– Этот шрам принадлежит не тебе, но ты боишься отдать его законному хозяину.
–
– Шрам – всего лишь частичка твоего прошлого, которую ты у него украла.
–
– В точку, – радуюсь. – Ты ведь тоже
–
– Не совсем, – неопределённо качаю головой, – то есть я хочу сказать, что слово «выкарабкиваться» не то.
–
– Опять не то, – не соглашаюсь. – Понимаешь, одно слово в этом предложении лишнее.
–
– Мы должны вместе, – подтверждаю и громко смеюсь. Непривычно слышать звуки собственного смеха.
–
– И мы куда‑нибудь пойдем?
– К солнцу?
–
Думаю о душе моей спутницы и киваю:
– Я – могу.
Волны катаются по скользким камням и кокетливо подмигивают золотистым песчинкам. А они, изнеженные теплыми лучами, обводят две пары обнажённых ног. Настоящие художники, сохраняют их до каждой кожной складки и тоненькой линии. А неугомонные волны с любопытством наблюдают за этими осторожными движениями и, переглядываясь, задают один единственный вопрос: «А можем ли так же мы?»
Каинова печать
На сцене стоял юный бунтарь с прилизанными мыслями. И только тишина спасала от неотвратимого, и только мнимая свобода мешала прокричать истину, и только поруганная любовь держала в узде весь этот микромир, не давая рассыпаться. Ещё несколько ложных клятв – и чему быть, того не миновать.
Мальчик играл упрямо, но всё ещё как‑то не вполне; и, хотя его движения были грифельно отточены, и голос крепок, как плоть, промахи казались тем сильнее, чем для него самого незаметнее. Мюзиклы – вот настоящая стихия, и если попал в шторм, то берегись, но силы духа не теряй. Если актёр недостаточно хорош – это невозможно скрыть: он тщетно пытается держаться на плаву и, даже захлебываясь, упорно выползает на берег. А солнце уже не греет, потому что предназначено не для него. Ты должен быть в самом центре, ни в чём не зная меры, не ведая края; никаких крайностей – это он, Владимир Иванович, успешный бизнесмен нового времени, завтрашний мэр, знал лучше всего. Потому что некогда сам… И вот восторженный юнец (о таких столько понаписано в книжках, что сложно поверить в их существование) подходит к Владимиру Ивановичу, радостно, порывисто жмет его жилистые руки и кричит, и благодарит, а будущий мэр слышит одно лишь:
– Твоя вечность имеет смысл только потому, что я обещал спонсировать этот мюзикл, – замечает Владимир Иванович.
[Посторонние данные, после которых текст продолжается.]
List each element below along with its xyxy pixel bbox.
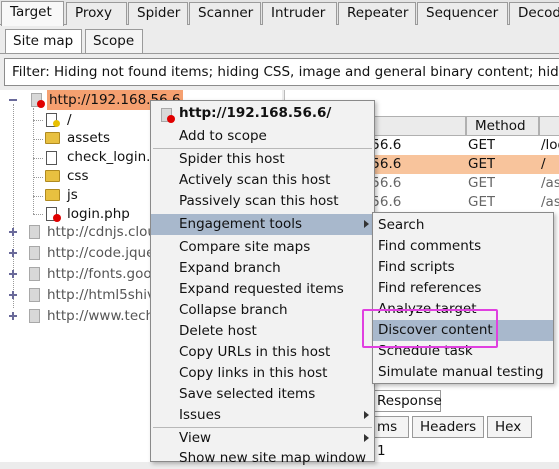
host-icon	[29, 225, 40, 239]
menu-item-copy-urls[interactable]: Copy URLs in this host	[151, 342, 374, 363]
folder-icon	[45, 132, 60, 144]
cell-url: /as	[541, 175, 559, 191]
tab-response[interactable]: Response	[369, 390, 442, 412]
tree-host[interactable]: http://fonts.goo	[47, 264, 152, 284]
menu-item-expand-branch[interactable]: Expand branch	[151, 258, 374, 279]
tree-connector	[33, 196, 43, 197]
menu-item-expand-requested[interactable]: Expand requested items	[151, 279, 374, 300]
issue-dot-icon	[53, 214, 61, 222]
menu-item-copy-links[interactable]: Copy links in this host	[151, 363, 374, 384]
expand-toggle-icon[interactable]	[9, 312, 17, 320]
menu-item-issues[interactable]: Issues	[151, 405, 374, 426]
menu-item-label: Issues	[179, 407, 221, 423]
tab-sequencer[interactable]: Sequencer	[417, 2, 508, 25]
menu-item-spider-host[interactable]: Spider this host	[151, 149, 374, 170]
tab-hex[interactable]: Hex	[487, 416, 532, 438]
tree-host[interactable]: http://html5shiv	[47, 285, 155, 305]
tab-scope[interactable]: Scope	[85, 29, 143, 53]
menu-item-delete-host[interactable]: Delete host	[151, 321, 374, 342]
column-header-url[interactable]	[539, 116, 559, 136]
submenu-arrow-icon	[364, 411, 369, 419]
tree-item-js[interactable]: js	[67, 185, 78, 205]
tree-connector	[33, 108, 34, 214]
submenu-item-find-references[interactable]: Find references	[373, 278, 553, 299]
expand-toggle-icon[interactable]	[9, 249, 17, 257]
cell-url: /as	[541, 194, 559, 210]
tree-connector	[33, 214, 43, 215]
cell-method: GET	[468, 137, 496, 153]
context-menu: http://192.168.56.6/ Add to scope Spider…	[150, 100, 375, 466]
menu-item-add-to-scope[interactable]: Add to scope	[151, 126, 374, 147]
response-line-number: 1	[377, 443, 386, 459]
cell-url: /log	[541, 137, 559, 153]
menu-item-save-selected[interactable]: Save selected items	[151, 384, 374, 405]
tree-connector	[33, 139, 43, 140]
tab-params[interactable]: ms	[369, 416, 409, 438]
tab-decoder[interactable]: Decoder	[509, 2, 559, 25]
tab-scanner[interactable]: Scanner	[189, 2, 261, 25]
tree-item-check-login[interactable]: check_login.	[67, 147, 150, 167]
collapse-toggle-icon[interactable]	[9, 96, 17, 104]
tree-connector	[33, 158, 43, 159]
tree-item-assets[interactable]: assets	[67, 128, 110, 148]
submenu-arrow-icon	[364, 434, 369, 442]
sub-tab-bar: Site map Scope	[0, 26, 559, 54]
cell-method: GET	[468, 194, 496, 210]
file-icon	[46, 151, 57, 165]
engagement-tools-submenu: Search Find comments Find scripts Find r…	[372, 212, 554, 384]
annotation-highlight-box	[362, 309, 498, 348]
tree-item-root-path[interactable]: /	[67, 110, 72, 130]
column-header-method[interactable]: Method	[466, 116, 539, 136]
tab-repeater[interactable]: Repeater	[338, 2, 416, 25]
tab-spider[interactable]: Spider	[128, 2, 188, 25]
tree-item-css[interactable]: css	[67, 166, 89, 186]
menu-item-passive-scan[interactable]: Passively scan this host	[151, 191, 374, 212]
tree-host[interactable]: http://cdnjs.cloud	[47, 222, 165, 242]
cell-url: /	[541, 156, 546, 172]
main-tab-bar: Target Proxy Spider Scanner Intruder Rep…	[0, 0, 559, 26]
host-icon	[29, 288, 40, 302]
tab-site-map[interactable]: Site map	[5, 29, 82, 53]
menu-item-compare-site-maps[interactable]: Compare site maps	[151, 237, 374, 258]
expand-toggle-icon[interactable]	[9, 270, 17, 278]
menu-item-label: Engagement tools	[179, 216, 302, 232]
menu-item-view[interactable]: View	[151, 428, 374, 449]
tree-item-login-php[interactable]: login.php	[67, 204, 130, 224]
tab-target[interactable]: Target	[1, 1, 64, 26]
menu-item-label: View	[179, 430, 212, 446]
submenu-item-search[interactable]: Search	[373, 215, 553, 236]
tree-host[interactable]: http://code.jque	[47, 243, 154, 263]
issue-dot-icon	[37, 100, 45, 108]
host-icon	[29, 267, 40, 281]
host-icon	[29, 309, 40, 323]
submenu-item-find-scripts[interactable]: Find scripts	[373, 257, 553, 278]
host-icon	[29, 246, 40, 260]
tree-connector	[33, 177, 43, 178]
tab-proxy[interactable]: Proxy	[66, 2, 127, 25]
expand-toggle-icon[interactable]	[9, 228, 17, 236]
submenu-item-simulate-testing[interactable]: Simulate manual testing	[373, 362, 553, 383]
context-menu-title: http://192.168.56.6/	[179, 105, 332, 121]
expand-toggle-icon[interactable]	[9, 291, 17, 299]
filter-bar[interactable]: Filter: Hiding not found items; hiding C…	[4, 58, 559, 86]
cell-method: GET	[468, 156, 496, 172]
cell-method: GET	[468, 175, 496, 191]
menu-item-new-site-map-window[interactable]: Show new site map window	[151, 448, 374, 469]
tree-host[interactable]: http://www.tech	[47, 306, 154, 326]
menu-item-engagement-tools[interactable]: Engagement tools	[151, 214, 374, 235]
submenu-item-find-comments[interactable]: Find comments	[373, 236, 553, 257]
folder-icon	[45, 170, 60, 182]
submenu-arrow-icon	[364, 220, 369, 228]
tab-headers[interactable]: Headers	[412, 416, 484, 438]
folder-icon	[45, 189, 60, 201]
menu-item-active-scan[interactable]: Actively scan this host	[151, 170, 374, 191]
tab-intruder[interactable]: Intruder	[262, 2, 337, 25]
tree-connector	[33, 120, 43, 121]
menu-item-collapse-branch[interactable]: Collapse branch	[151, 300, 374, 321]
warning-dot-icon	[53, 120, 60, 127]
– О, вы не представляете, как я вам благодарен! На выборах я буду голосовать только за вас.
Юля. Юлия. Юлечка. Очаровательная, полная сил, в меру упитанная, в меру бессердечная. Всегда чем‑то недовольная, крикливая, похожая на медведицу. Идеал, соловьёвская София, Прекрасная Дама, Вечная Женственность. Умела варить борщи, стирать носки и давать мужу звонкие оплеухи – словом, прелесть, а не женщина. Возможно, Владимир когда‑нибудь был в неё влюблен, но он почему‑то этого не помнил.
– Ты бы с Кирюшей поговорил, он уже третий день не выходит из комнаты, – Юлечка, скрипя половицами, щедро наливала в глубокую тарелку мужа вчерашний борщ.
– Потом, – устало отмахнулся Владимир.
Жена сощурила недовольные глазки.
– Когда это потом? Ты вообще помнишь, что у тебя есть сын? А что, если он станет наркоманом?